Six mois, six jours - Karine Tuil
Edition : Grasset
Parution : Août 2010 (Août 2011 pour la version poche LGF)
« Dans l’anonymat d’une chambre d’hôtel, l’une des femmes les plus puissantes d’Allemagne se
donna à un homme dont elle ne savait rien, qu’elle n’avait vu que deux fois dans sa vie… »
Mais au bout de quelques mois, l’homme menace de révéler à la presse leur liaison : tous leurs ébats ont été filmés. Juliana
Kant la milliardaire dénonce le gigolo. On l’emprisonne, la morale est presque sauve.
Une affaire de mœurs chez les riches ? Une liaison amoureuse qui tourne au chantage sordide ? Karine Tuil, dans son roman le
plus troublant, dévoile l’arrière-monde de cette aventure risquée : qui est à l’origine d’une telle fortune allemande ? Pourquoi le grand-père de Juliana, premier mari de Magda Goebbels, et
militant nazi, n’a-t-il pas été arrêté à la Libération ? Sait-on que le père d’adoption de Magda était un juif qu’elle a renié puis laissé mourir ? Pourquoi les Kant ont-ils gardé le silence sur
leurs activités industrielles sous le Reich ? Et si humilier sexuellement la jolie bête blonde était une forme de vengeance ? Les fils ont-ils d’ailleurs reconnu la faute des pères, les vivants
ont-ils pardonné aux morts ?
C'est un roman étrange que celui-ci. De part sa construction mais également de part la manière dont l'auteur a souhaité faire passer son message.
Rien que de très banal dans l'histoire de cette passion amoureuse entre une richissime héritière et le premier venu : l'amour rend aveugle, soit. Que l'homme en question se révèle être un abominable salaud, le lecteur s'en doute depuis le départ. Que tout cela soit en lien avec le passé nazi de la famille, ça ne surprend pas beaucoup non plus.
Le premier narrateur - sur les 3/4 du roman - est l'homme de confiance de la richissime famille Kant, devenu le garde du corps de Juliana. Bien sûr il connaît tous les secrets, internes et externes. Il raconte le tout avec un cynisme étrange et une froideur distante. Sans doute en réaction à son "remerciement" pour ne pas s'être mieux renseigné sur l'amant de Juliana.
L'auteur détourne et emmêle cette première partie autour du passé familial et notamment Magda Goebbels, son enfance, son adolescence, son premier mariage avec un Kant et surtout son immense ambition qui lui fera renier jusqu'à son père adoptif, juif. Cette histoire-là devrait, aux yeux du lecteur, servir d'excuses à la trahison de l'amant de Juliana.
Et puis les vingt dernières pages sont narrées par le père adoptif de Magda. C'est en quelque sorte sa version des faits sur ce qui a pu pousser sa fille adoptive et tant aimée à le renier et embrasser le nazisme.

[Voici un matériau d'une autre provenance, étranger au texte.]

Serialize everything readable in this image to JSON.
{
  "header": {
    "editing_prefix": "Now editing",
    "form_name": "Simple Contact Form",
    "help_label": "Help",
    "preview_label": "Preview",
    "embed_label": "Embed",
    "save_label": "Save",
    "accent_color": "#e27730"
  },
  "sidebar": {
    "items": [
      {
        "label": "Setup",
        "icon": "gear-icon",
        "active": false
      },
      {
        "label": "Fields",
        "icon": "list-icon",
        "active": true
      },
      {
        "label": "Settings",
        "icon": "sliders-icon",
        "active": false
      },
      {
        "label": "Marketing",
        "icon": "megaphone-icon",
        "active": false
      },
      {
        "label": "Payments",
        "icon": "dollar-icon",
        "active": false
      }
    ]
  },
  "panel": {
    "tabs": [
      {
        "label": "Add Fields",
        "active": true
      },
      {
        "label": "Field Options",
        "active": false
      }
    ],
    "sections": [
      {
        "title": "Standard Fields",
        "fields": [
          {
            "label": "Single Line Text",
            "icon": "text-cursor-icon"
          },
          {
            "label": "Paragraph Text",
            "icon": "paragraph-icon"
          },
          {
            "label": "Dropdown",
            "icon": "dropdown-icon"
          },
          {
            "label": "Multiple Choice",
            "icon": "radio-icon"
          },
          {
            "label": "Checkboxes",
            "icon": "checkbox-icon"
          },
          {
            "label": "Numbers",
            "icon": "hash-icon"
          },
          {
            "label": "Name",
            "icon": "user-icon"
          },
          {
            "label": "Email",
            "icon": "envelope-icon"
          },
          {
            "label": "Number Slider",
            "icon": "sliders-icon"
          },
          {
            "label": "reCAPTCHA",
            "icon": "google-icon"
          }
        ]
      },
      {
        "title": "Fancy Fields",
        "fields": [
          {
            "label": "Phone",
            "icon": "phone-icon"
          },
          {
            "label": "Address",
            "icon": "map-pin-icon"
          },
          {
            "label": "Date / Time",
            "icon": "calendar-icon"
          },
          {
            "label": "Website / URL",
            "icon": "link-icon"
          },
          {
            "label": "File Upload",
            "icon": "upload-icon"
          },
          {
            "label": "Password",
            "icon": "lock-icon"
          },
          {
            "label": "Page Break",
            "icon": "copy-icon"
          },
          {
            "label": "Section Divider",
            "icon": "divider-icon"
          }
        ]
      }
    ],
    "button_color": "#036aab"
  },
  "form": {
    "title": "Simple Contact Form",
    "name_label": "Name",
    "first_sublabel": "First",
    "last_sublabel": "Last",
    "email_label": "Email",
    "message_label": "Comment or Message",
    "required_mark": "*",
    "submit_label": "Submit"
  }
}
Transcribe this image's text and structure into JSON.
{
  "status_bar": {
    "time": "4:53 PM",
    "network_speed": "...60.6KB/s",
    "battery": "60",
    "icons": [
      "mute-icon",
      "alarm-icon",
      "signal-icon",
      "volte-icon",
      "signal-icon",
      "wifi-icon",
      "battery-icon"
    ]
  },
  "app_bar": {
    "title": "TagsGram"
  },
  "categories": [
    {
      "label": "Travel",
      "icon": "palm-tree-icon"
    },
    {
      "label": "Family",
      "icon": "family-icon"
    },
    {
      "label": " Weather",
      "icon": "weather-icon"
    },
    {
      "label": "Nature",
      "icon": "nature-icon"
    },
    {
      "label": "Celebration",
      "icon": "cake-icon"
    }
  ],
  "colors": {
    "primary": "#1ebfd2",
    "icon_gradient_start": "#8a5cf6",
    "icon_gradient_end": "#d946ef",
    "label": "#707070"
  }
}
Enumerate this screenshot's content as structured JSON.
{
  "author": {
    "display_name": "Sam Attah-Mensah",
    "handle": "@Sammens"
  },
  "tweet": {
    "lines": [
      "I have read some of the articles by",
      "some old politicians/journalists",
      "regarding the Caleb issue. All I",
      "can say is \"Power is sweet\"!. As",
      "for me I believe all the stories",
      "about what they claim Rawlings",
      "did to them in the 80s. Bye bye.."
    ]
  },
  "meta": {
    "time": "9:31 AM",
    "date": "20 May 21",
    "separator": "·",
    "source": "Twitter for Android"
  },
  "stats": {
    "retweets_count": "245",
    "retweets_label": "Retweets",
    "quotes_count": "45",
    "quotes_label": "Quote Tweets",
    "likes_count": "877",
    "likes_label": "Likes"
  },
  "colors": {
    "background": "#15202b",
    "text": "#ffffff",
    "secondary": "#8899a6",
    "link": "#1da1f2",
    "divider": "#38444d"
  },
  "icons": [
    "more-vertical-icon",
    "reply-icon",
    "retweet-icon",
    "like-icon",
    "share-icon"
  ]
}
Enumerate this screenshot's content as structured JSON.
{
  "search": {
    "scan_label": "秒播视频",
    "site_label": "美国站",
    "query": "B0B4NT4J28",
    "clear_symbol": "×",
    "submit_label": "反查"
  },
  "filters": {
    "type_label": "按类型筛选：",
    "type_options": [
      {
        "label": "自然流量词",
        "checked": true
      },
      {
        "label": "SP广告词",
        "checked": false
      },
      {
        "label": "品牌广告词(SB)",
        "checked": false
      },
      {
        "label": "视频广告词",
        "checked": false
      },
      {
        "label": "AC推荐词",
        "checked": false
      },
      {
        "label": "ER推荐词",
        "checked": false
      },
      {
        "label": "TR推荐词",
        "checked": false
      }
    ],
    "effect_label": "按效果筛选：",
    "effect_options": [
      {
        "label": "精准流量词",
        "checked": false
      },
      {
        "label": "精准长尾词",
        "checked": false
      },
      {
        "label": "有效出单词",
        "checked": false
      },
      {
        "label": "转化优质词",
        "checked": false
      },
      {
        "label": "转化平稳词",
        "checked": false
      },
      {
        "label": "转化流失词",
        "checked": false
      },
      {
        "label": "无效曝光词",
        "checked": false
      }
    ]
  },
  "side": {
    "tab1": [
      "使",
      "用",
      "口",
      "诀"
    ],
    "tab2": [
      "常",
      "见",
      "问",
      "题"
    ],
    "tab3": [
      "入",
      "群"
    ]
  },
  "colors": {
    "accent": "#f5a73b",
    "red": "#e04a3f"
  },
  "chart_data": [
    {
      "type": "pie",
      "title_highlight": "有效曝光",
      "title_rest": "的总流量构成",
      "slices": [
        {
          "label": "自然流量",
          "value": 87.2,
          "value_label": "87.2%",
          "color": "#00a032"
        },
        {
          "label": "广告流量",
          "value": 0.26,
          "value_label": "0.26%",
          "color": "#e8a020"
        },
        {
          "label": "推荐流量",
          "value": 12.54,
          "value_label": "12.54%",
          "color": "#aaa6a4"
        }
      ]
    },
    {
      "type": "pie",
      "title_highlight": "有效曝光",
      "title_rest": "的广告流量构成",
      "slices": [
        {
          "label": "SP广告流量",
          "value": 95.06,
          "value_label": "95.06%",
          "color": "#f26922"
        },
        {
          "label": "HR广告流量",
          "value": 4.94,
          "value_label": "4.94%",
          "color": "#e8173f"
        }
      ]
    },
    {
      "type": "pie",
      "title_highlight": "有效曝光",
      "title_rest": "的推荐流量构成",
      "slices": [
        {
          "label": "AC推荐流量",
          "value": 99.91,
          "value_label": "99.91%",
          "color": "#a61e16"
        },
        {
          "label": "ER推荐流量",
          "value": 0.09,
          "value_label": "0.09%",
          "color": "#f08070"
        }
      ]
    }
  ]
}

Tout cela donne un récit un peu confus et même si le livre se lit bien, je ne suis pas certaine d'avoir saisi les motivations de l'auteur quant à la finalité de cette histoire, ni là où elle voulait vraiment en venir. C'est dommage car il y a de bonnes réflexions sur la culpabilité et le passé.
Cette lecture entre dans le cadre du challenge "Un mot, des titres" organisé par Calypso.